Appellants tax obligations for 2001 to 2005 are likewise nondischargeable. Appellants did file tax returns for the years 2001 to 2005, but they did so on January 20, 2009, over two months after they petitioned for bankruptcy and well after the taxes had been assessed. This Circuit has refused to recognize a post-assessment filing as a "return" for purposes of § 523(a)(1)(B)(i). See In re Payne, 431 F.3d 1055, 1057 (7th Cir. 2005) (holding that return filed by debtor six years late and after the IRS had assessed his tax liability, did not constitute an "honest and reasonable" endeavor to comply with the law and, thus, did not qualify as a "return" within the meaning of the Bankruptcy Code). Moreover, though not yet applicable when Payne was decided, language newly added to § 523(a) now provides: "[f]or purposes of this subsection, the term `return' means a return that satisfies the requirements of applicable nonbankruptcy law (including applicable filing requirements)." 11 U.S.C. § 523(a), as amended by § 714 of the Bankruptcy Abuse Prevention and Consumer Protection Act of 2005, 119 Stat. 23, 128-29 (Apr. 20, 2005). Thus, any tax liability Appellants have for those years is also nondischargeable. Appellants' 2007 return was timely filed, and the taxes due were paid. The 2008 return was filed post-petition, however, and thus taxes due on that return would remain due as well. See United States v. Young, 535 U.S. 43, 44 (2002) ("A discharge under the Bankruptcy Code does not extinguish certain tax liabilities for which a return was due within three years before the filing of an individual debtor's petition." (citing 11 U.S.C. §§ 523(a)(1)(A), 507(a)(8)(A)(i)).
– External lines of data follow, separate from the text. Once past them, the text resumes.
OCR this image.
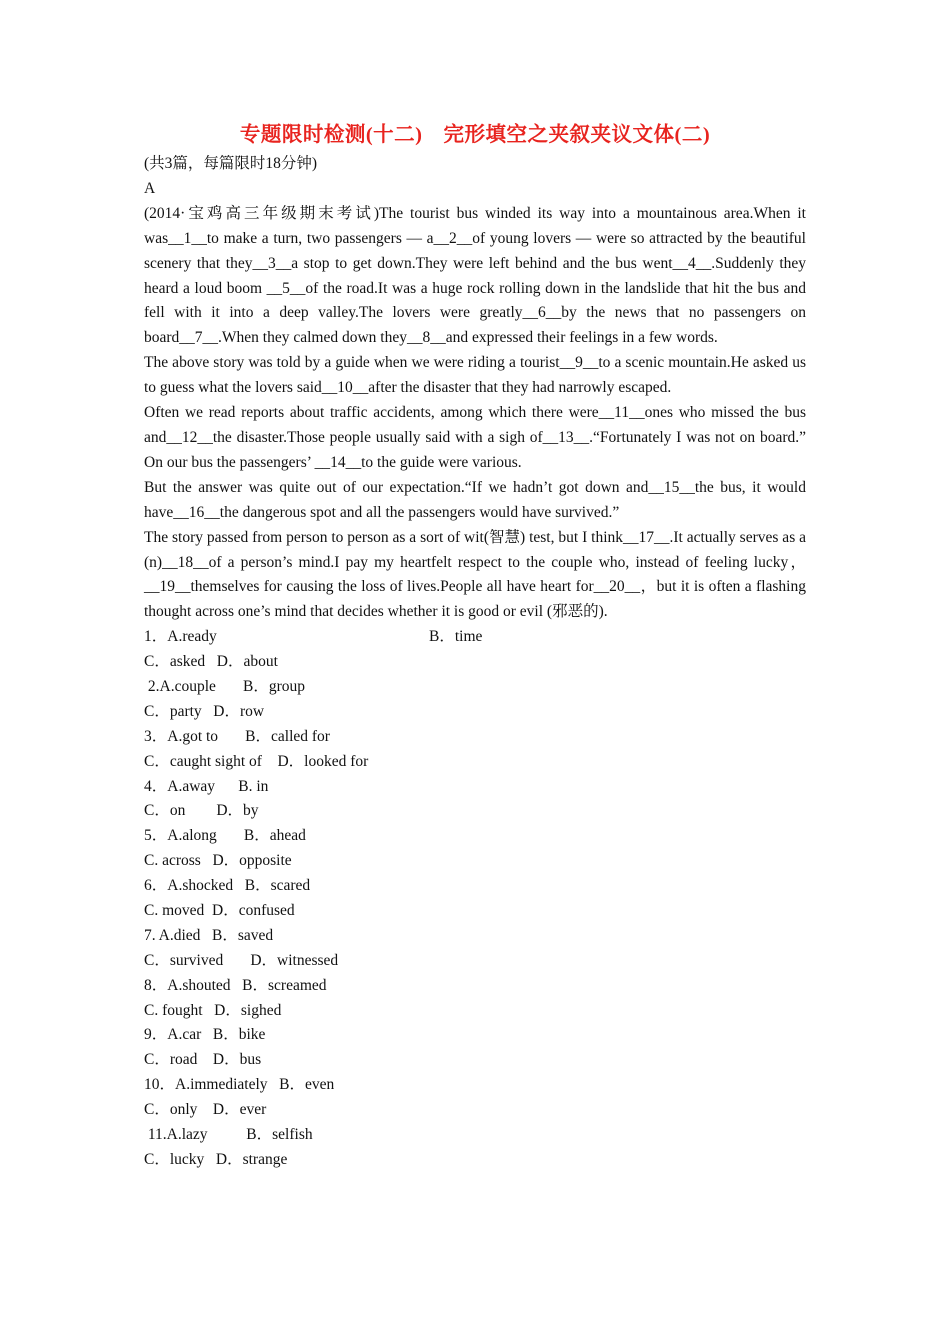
专题限时检测(十二)　完形填空之夹叙夹议文体(二)

(共3篇，每篇限时18分钟)

A

(2014·宝鸡高三年级期末考试)The tourist bus winded its way into a mountainous area.When it was__1__to make a turn, two passengers — a__2__of young lovers — were so attracted by the beautiful scenery that they__3__a stop to get down.They were left behind and the bus went__4__.Suddenly they heard a loud boom __5__of the road.It was a huge rock rolling down in the landslide that hit the bus and fell with it into a deep valley.The lovers were greatly__6__by the news that no passengers on board__7__.When they calmed down they__8__and expressed their feelings in a few words.

The above story was told by a guide when we were riding a tourist__9__to a scenic mountain.He asked us to guess what the lovers said__10__after the disaster that they had narrowly escaped.

Often we read reports about traffic accidents, among which there were__11__ones who missed the bus and__12__the disaster.Those people usually said with a sigh of__13__.“Fortunately I was not on board.” On our bus the passengers’ __14__to the guide were various.

But the answer was quite out of our expectation.“If we hadn’t got down and__15__the bus, it would have__16__the dangerous spot and all the passengers would have survived.”

The story passed from person to person as a sort of wit(智慧) test, but I think__17__.It actually serves as a (n)__18__of a person’s mind.I pay my heartfelt respect to the couple who, instead of feeling lucky，__19__themselves for causing the loss of lives.People all have heart for__20__，but it is often a flashing thought across one’s mind that decides whether it is good or evil (邪恶的).

1．A.ready	B．time
C．asked   D．about
2.A.couple       B．group
C．party   D．row
3．A.got to       B．called for
C．caught sight of    D．looked for
4．A.away      B. in
C．on        D．by
5．A.along       B．ahead
C. across   D．opposite
6．A.shocked   B．scared
C. moved  D．confused
7. A.died   B．saved
C．survived       D．witnessed
8．A.shouted   B．screamed
C. fought   D．sighed
9．A.car   B．bike
C．road    D．bus
10．A.immediately   B．even
C．only    D．ever
11.A.lazy          B．selfish
C．lucky   D．strange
It follows that any tax liability Appellants have for the period from 1991 through 2008, except for 2007, was nondischargeable as a matter of law. And to the extent Appellants had not already waived their right to challenge the WDOR's determination of their tax liability, they remained free to do so under Wisconsin law. In view of the foregoing, and under the circumstances of this case, there was no reason for the Bankruptcy Court to expend its resources determining the amount of Appellants' State tax liability. Accordingly, dismissal of the case was proper even if not as a sanction for Appellants' willful failure to comply with the Court's discovery order. For this reason, as well, the Bankruptcy Court's decision is therefore affirmed.
Dated this 13th day of October, 2010.